Fine del bonus 200 euro in cambio di meno tasse, così Draghi gela gli italiani

Il governo prepara un nuovo tipo di bonus 200 euro per le categorie inizialmente escluse da decreto: tutte le proposte

Come richiesto dai sindacati al governo, alcune categorie di lavoratori percepiranno nuovo bonus 200 euro nel prossimo decreto Aiuti. Parliamo di quelle categoria che erano state escluse nella misura contenuta nel primo decreto, ovvero precari della scuola, stagionali, lavoratori agricoli. La conferma è arrivata nell’incontro di mercoledì mattina fra Mario Draghi i leader di Cgil, Cisl e Uil.

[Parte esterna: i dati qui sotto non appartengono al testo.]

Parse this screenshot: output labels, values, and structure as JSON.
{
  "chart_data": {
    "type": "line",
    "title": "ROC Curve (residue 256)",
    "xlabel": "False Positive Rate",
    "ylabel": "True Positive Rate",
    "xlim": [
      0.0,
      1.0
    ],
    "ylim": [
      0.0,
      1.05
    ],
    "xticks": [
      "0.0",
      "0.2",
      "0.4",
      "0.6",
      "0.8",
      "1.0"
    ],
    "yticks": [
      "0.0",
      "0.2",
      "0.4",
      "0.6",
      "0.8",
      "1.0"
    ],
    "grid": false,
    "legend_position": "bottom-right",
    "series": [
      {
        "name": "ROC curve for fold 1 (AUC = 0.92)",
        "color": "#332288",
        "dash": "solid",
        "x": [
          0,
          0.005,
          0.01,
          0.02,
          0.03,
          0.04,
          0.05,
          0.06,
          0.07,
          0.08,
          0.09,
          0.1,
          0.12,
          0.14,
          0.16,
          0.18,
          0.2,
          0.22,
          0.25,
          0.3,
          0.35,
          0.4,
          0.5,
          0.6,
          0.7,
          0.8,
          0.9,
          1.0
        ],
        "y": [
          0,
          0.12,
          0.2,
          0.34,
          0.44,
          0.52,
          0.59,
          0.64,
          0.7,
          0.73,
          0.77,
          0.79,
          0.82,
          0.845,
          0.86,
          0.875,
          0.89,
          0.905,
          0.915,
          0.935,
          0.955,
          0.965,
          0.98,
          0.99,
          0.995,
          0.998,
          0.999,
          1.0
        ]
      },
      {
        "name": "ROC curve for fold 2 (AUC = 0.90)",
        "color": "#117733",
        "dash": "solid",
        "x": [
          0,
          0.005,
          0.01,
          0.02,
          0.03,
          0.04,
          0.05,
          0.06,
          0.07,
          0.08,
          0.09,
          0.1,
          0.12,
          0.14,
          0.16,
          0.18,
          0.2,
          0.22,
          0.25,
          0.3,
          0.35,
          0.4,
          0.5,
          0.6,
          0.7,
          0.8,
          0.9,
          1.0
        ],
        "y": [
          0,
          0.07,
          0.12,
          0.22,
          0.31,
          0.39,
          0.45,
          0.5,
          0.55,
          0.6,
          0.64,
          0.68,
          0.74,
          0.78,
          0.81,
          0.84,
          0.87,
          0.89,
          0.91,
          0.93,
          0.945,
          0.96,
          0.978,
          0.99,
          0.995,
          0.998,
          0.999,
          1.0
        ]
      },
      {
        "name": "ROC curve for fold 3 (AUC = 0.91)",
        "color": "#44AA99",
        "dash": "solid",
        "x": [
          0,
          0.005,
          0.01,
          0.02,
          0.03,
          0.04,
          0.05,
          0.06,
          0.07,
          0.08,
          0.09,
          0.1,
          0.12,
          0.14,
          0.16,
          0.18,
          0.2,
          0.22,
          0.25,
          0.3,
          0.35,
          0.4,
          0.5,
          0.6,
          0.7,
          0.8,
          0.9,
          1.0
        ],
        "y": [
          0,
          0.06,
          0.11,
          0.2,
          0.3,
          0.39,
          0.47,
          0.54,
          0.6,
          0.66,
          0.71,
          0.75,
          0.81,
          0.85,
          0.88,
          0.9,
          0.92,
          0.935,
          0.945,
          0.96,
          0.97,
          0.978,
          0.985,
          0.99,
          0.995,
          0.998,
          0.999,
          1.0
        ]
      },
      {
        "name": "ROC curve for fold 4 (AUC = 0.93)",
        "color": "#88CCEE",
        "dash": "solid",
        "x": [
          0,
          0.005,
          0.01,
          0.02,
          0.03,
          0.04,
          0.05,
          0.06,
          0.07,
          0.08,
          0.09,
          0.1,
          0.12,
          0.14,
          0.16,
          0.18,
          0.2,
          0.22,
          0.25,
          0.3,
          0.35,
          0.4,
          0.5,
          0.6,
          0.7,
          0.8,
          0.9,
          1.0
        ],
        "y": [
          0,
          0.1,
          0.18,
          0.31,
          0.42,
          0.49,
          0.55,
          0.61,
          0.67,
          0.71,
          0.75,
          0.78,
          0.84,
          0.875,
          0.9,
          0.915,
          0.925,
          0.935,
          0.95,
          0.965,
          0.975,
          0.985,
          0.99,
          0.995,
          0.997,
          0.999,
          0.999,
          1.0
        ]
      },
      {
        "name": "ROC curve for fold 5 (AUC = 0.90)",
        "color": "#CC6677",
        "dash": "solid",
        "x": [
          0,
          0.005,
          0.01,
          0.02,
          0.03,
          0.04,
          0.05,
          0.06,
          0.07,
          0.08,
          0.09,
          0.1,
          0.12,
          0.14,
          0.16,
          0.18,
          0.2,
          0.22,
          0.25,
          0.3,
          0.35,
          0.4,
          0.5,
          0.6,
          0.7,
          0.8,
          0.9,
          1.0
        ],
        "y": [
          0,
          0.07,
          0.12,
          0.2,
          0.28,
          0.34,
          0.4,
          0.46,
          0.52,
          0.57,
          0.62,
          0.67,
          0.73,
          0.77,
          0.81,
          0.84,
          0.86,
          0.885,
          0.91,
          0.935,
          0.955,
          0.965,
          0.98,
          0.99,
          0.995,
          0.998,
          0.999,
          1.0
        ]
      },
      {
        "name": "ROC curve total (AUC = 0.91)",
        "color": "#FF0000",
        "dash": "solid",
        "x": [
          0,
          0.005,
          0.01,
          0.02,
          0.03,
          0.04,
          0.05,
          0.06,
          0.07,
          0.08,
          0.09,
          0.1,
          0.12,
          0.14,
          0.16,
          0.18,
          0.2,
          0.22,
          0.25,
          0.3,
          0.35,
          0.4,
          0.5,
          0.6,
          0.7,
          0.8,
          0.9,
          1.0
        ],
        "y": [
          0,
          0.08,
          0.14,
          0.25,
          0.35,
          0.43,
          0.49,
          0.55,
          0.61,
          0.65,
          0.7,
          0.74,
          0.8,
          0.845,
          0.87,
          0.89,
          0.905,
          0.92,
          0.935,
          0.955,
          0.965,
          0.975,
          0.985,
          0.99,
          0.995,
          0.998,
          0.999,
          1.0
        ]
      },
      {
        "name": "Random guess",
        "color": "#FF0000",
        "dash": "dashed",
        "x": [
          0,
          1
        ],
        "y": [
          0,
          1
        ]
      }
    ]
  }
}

Ci riferiamo a Maurizio Landini, Luigi Sbarra e Pierpaolo Bombardieri. L’incentivo dei 200 euro non arriverà però come ci si attendeva, e come è arrivato per lavoratori e pensionati che lo hanno già riscosso a luglio. Stavolta l’agevolazione prevede la proroga per le misure sul taglio delle accise sui carburanti sullo sconto in bolletta. Potrebbe poi aumentare ancora la tassa sugli extra-profitti per le aziende energetiche.

Bonus 200 euro, come arriva a queste categorie

Il provvedimento prevede lo stanziamento di oltre 14 miliardi di euro e dovrebbe arrivare la prossima settimana. In esso sono presenti anche degli interventi sugli stipendi, con la promessa di aumento all’1% della decontribuzione dei redditi fino a 35mila euro, fino al 31 dicembre. Ciò si traduce pertanto in un aumento del netto in busta paga, proprio come da richiesta di Cgil, Cisl e Uil.

Da qui infatti l’ammissione di Landini sul fatto che dal “governo siano arrivate alcune prime risposte che vanno nella direzione delle nostre richieste”. Sbarra invece evidenzia come “il governo nonostante la crisi abbia mantenuto l’impegno con i sindacati: lo abbiamo apprezzato.

Sul fronte pensioni invece l’esecutivo starebbe pensando a un anticipo della rivalutazione degli assegni già dal mese di settembre 2022, anziché dall’inizio del 2023. L’idea è confermata anche dai sindacati e dal ministro del Lavoro Andrea Orlando.